Uphill battle
Weakness is starting to filter into flat prices as record activity in the physical window takes place
The week started auspiciously, trying to capture the sentiment of the previous week where there was greater activity in the physical oil market, which would undoubtedly have to filter into the flat price that has been trading within a range of 2 dollars. Any excuse would do, and the OFAC (Office of Foreign Assets Control) came to the rescue by sanctioning 35 tankers in a sort of showing some initiative for a problem that is getting away from them. Is it enough to modify the trade flows? No, but this market was looking for something to hold on to and this worked to remove some of the short positions, which were not that many.
From there, all the focus of attention was concentrated on the much-announced OPEC meeting, where the outcome was the expected, but we wanted to see how the relationship between members was after everything that was said. In the last edition we commented on the inconsistencies between members and it was also a topic of debate in the specialized media, sort of a public hanging.

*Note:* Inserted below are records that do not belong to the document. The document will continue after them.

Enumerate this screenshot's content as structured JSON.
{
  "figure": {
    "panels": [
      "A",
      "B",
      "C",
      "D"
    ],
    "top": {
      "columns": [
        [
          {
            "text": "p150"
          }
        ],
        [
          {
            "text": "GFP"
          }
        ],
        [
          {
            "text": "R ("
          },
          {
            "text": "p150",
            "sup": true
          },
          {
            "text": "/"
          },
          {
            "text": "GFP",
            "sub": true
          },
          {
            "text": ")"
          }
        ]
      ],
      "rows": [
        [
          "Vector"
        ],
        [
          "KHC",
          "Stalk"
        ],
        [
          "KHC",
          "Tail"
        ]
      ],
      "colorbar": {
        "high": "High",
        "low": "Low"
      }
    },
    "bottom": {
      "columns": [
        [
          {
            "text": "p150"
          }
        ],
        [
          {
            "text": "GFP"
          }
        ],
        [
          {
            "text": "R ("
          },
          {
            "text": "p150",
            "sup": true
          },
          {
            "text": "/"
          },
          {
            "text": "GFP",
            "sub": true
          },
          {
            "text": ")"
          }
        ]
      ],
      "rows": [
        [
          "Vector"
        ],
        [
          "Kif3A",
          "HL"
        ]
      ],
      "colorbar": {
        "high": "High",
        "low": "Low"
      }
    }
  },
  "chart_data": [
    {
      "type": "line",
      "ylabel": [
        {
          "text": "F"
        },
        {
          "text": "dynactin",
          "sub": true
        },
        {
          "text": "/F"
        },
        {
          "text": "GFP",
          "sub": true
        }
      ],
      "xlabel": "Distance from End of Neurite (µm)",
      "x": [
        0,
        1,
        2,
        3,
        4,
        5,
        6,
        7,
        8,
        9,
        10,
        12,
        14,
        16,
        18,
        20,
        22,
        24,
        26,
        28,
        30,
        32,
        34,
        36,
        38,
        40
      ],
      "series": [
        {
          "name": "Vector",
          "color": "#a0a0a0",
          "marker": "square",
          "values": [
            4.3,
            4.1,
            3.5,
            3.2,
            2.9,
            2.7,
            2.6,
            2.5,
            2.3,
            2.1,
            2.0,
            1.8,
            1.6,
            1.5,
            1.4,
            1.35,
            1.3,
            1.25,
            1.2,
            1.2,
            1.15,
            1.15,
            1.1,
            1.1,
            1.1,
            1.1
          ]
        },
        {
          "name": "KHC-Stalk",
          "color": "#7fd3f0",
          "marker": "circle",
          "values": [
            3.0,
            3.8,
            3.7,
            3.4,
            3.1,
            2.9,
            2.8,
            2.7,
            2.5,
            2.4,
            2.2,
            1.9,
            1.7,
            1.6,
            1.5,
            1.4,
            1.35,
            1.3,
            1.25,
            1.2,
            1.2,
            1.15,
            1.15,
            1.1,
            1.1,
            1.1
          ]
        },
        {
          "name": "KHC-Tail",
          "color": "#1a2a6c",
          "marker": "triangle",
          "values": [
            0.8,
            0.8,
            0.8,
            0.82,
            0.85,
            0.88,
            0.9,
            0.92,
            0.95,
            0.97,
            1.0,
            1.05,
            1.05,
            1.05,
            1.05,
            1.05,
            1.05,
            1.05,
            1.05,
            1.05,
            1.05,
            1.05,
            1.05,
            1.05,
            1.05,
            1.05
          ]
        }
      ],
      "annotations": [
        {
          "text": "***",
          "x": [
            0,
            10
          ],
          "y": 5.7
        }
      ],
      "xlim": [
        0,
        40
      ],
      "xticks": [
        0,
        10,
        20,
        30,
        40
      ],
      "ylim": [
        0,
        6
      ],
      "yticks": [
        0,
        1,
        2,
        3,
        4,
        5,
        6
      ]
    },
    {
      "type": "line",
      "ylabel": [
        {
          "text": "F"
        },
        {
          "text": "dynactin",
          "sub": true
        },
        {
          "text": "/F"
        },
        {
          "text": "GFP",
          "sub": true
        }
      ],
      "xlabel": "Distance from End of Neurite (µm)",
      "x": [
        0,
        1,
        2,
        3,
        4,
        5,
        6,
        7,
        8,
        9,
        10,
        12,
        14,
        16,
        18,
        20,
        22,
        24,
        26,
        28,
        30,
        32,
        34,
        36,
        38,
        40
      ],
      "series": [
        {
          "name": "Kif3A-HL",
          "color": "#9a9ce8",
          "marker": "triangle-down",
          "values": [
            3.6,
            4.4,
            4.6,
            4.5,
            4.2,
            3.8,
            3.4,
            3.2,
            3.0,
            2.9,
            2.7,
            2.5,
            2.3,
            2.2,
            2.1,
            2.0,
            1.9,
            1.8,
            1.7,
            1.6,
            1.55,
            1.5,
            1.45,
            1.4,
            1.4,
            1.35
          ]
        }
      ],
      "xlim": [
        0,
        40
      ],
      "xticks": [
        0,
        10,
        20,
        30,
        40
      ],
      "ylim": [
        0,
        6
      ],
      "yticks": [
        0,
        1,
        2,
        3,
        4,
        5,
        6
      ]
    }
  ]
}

To make a long story short, it was decided to postpone the cuts until the end of Q1 of 2025, but the most interesting thing is the period they are going to consider to dismantle the entire scheme that would now go until 2026. The market reaction was accordingly, some volatility around the announcement and then nothing. Enough has been said about OPEC ability to influence the market, less so when everybody can see what’s going on. What is still weird is the usual “independent” research shops trying to spin a positive story after this clusterfuck. I guess I’ll never be invited to Vienna… anyway
The story of the week remains the relentless activity in the physical market, at the Platts window in the North Sea and also in Dubai. Monday set the record for most cargoes traded ever in the window, 8. The strange thing this time is that this activity is not translating into activity in the futures market, which is still very heavy and slow to react. To tell the truth, this buoyant activity is not spilling over into better premiums either, which are eroding by 0.05 cents a day in the two benchmarks but are serving to prop up the other crudes in the surrounding regions such as the Mediterranean and West Africa, which have reversed some of their prevailing weakness.
As mentioned before, the Brent complex is a closed market that is trading with different dynamics and there are 4 crazy cats passing barrels to each other at somewhat inflated prices but some traders started to take notice, therefore, WTI started to sail towards the European coasts in quantities that have not been seen for months.